God is omnipotence. Therefore he will not permit Satan to keep in his grasp those whom he (God) has created. A certain minister with universalistic convictions expressed it somewhat differentIy. He was preaching in a supposedly conservative church, and I was in the audience. His statement was this: “In the end everybody will be saved. I have hope even for the devil.”
God does not use his almighty power to drag men to heaven, in such a manner that their own responsibility would cease. A man who willfully rejects Christ is lost because of his own sin.
With respect to the proposition that in the end all men, demons, and even Satan himself will be saved, Scripture teaches the very opposite (Matthew 7:13, 14; 22:14; 25:10; 25:41; 25:46; Jude 6).
God is the Creator. He has so created us that we instinctively rebel against the idea of everlasting punishment. Hence, this idea cannot be true, for “the voice of the people is the voice of God.”
The rejection of the idea of everlasting punishment springs not from creation but from rebellion. And surely after the fall the slogan, “The voice of the people is the voice of God” is in need of considerable qualification. Man, prompted by his evil nature, prefers Barabbas to Christ.
God is the Revealer. In his Word he does not teach that the wicked go to hell when they die.
We are now getting to the very heart of the matter. The question is not whether Ingersoll or anyone else dislikes, hates, despises, and defies the doctrine of hell, but whether God in his Word has revealed it. This leads us now to the final sub-heading:
3. DOES THE BIBLE REALLY TEACH THAT THE WICKED GO TO HELL WHEN THEY DIE?
Here we must be careful. Very often when Scripture speaks about the eternal destiny of the wicked, it is discussing their final state, that is, their punishment as to both body and soul after the judgment day. A special Outline will be devoted later on to this subject. But here we are dealing only with the question whether the wicked go to hell when they die. Scripture’s teaching on this point, though not extensive, is clear enough. A few citations must suffice. According to Asaph, when the wicked die they are plunged into ruin. They become a desolation in a moment. They are swept away utterly by terrors (Psalm 73:12–19). When “the rich man” dies, he descends to a place of torments, from which there is no escape (Luke 16:23, 26). And when Judas committed suicide, he went “to his own place,” the place of perdition naturally (Acts 1:25).
QUESTIONS FOR DISCUSSION
A. Questions Answered in the Outline
1. What did Ingersoll say about the doctrine of hell?
2. What do the Russellites—Jehovah’s Witnesses—say about it?
3. And the Seventh Day Adventists?
4. What objections are advanced against the doctrine of hell, and how can these objections be answered?
5. Does the Bible teach that the wicked go to hell when they die?
B. Additional Questions
1. Is it possible to be on the wrong side with respect to the doctrine of hell, but on the right side with respect to the doctrine of redemption through Christ?
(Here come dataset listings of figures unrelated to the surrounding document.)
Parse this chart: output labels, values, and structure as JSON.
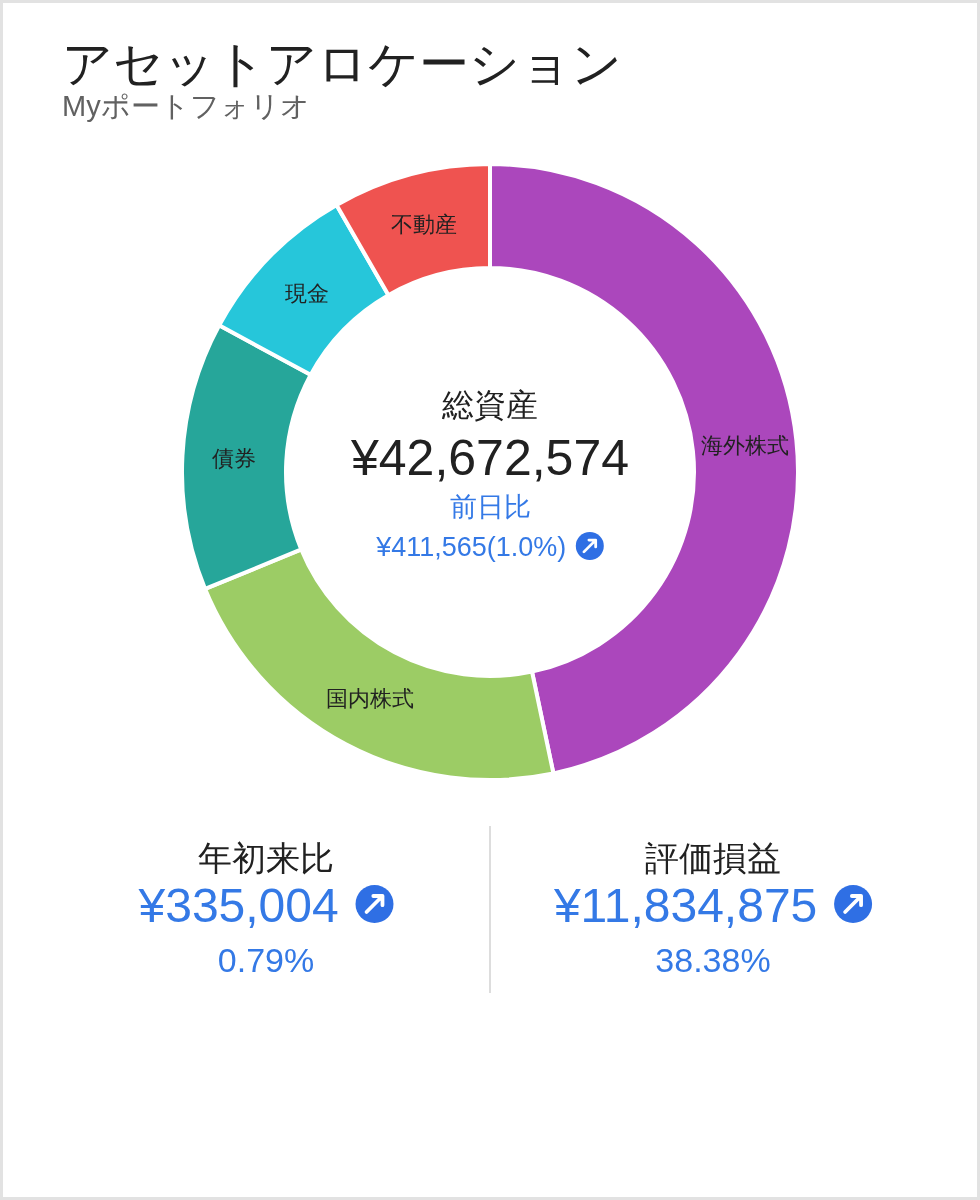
{
  "chart_data": {
    "type": "donut",
    "title": "アセットアロケーション",
    "subtitle": "Myポートフォリオ",
    "categories": [
      "海外株式",
      "国内株式",
      "債券",
      "現金",
      "不動産"
    ],
    "values": [
      46.7,
      22.1,
      14.1,
      8.8,
      8.3
    ],
    "colors": [
      "#ab47bc",
      "#9ccc65",
      "#26a69a",
      "#26c6da",
      "#ef5350"
    ],
    "annotations": [
      "総資産",
      "¥42,672,574",
      "前日比",
      "¥411,565(1.0%)",
      "年初来比",
      "¥335,004",
      "0.79%",
      "評価損益",
      "¥11,834,875",
      "38.38%"
    ]
  }
}
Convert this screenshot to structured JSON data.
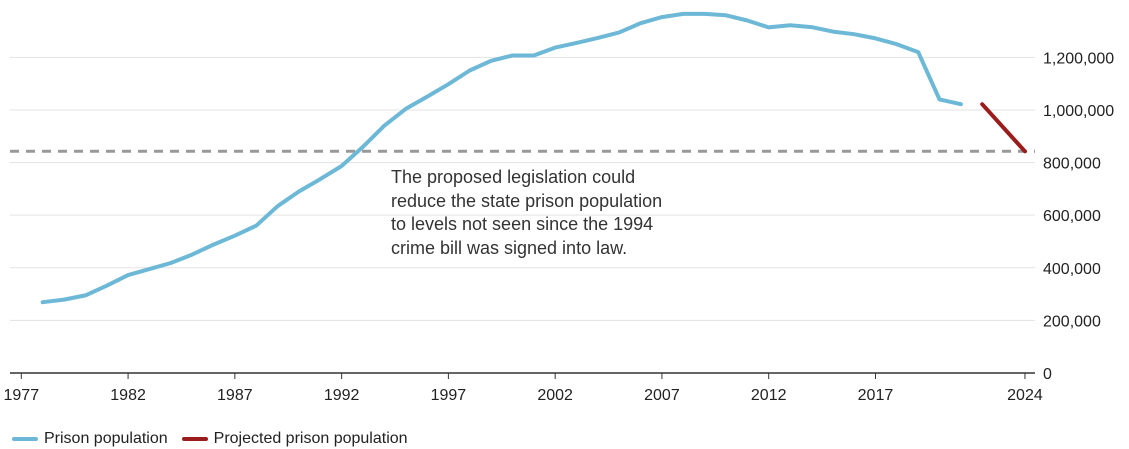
{
  "chart_data": {
    "type": "line",
    "x_ticks": [
      "1977",
      "1982",
      "1987",
      "1992",
      "1997",
      "2002",
      "2007",
      "2012",
      "2017",
      "2024"
    ],
    "y_ticks": [
      "0",
      "200,000",
      "400,000",
      "600,000",
      "800,000",
      "1,000,000",
      "1,200,000"
    ],
    "y_tick_values": [
      0,
      200000,
      400000,
      600000,
      800000,
      1000000,
      1200000
    ],
    "xlim": [
      1977,
      2025
    ],
    "ylim": [
      0,
      1380000
    ],
    "grid": true,
    "legend_placement": "bottom-left",
    "series": [
      {
        "name": "Prison population",
        "color": "#6db8d6",
        "x": [
          1978,
          1979,
          1980,
          1981,
          1982,
          1983,
          1984,
          1985,
          1986,
          1987,
          1988,
          1989,
          1990,
          1991,
          1992,
          1993,
          1994,
          1995,
          1996,
          1997,
          1998,
          1999,
          2000,
          2001,
          2002,
          2003,
          2004,
          2005,
          2006,
          2007,
          2008,
          2009,
          2010,
          2011,
          2012,
          2013,
          2014,
          2015,
          2016,
          2017,
          2018,
          2019,
          2020,
          2021
        ],
        "y": [
          269000,
          279000,
          295000,
          332000,
          372000,
          395000,
          418000,
          450000,
          488000,
          522000,
          560000,
          634000,
          690000,
          737000,
          787000,
          860000,
          940000,
          1004000,
          1050000,
          1098000,
          1150000,
          1187000,
          1207000,
          1207000,
          1237000,
          1255000,
          1274000,
          1295000,
          1330000,
          1353000,
          1365000,
          1365000,
          1360000,
          1340000,
          1314000,
          1322000,
          1315000,
          1298000,
          1288000,
          1272000,
          1250000,
          1220000,
          1040000,
          1022000
        ]
      },
      {
        "name": "Projected prison population",
        "color": "#9b1c1c",
        "x": [
          2022,
          2024
        ],
        "y": [
          1022000,
          843000
        ]
      }
    ],
    "reference_line": {
      "y": 843000,
      "style": "dashed",
      "color": "#999999"
    },
    "annotation": "The proposed legislation could reduce the state prison population to levels not seen since the 1994 crime bill was signed into law."
  }
}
2. Russellites used to call themselves “International Bible Students.” But is the Bible really basic in their thinking? What is basic for them?
3. Are we in our own circles guilty of over-emphasizing the doctrine of everlasting punishment? Of under-emphasizing it?
4. Is the following correct and complete: According to the author of Psalm 73 the wicked prosper greatly in this life, while the righteous are afflicted. But in the end the tables are turned?—See especially verses 23 and 24.
5. Those who say that the doctrine of hell is inconsistent with God’s !ove, and that, acccordingly, there is no hell, face still another difficulty, not mentioned in the Outline. What is it?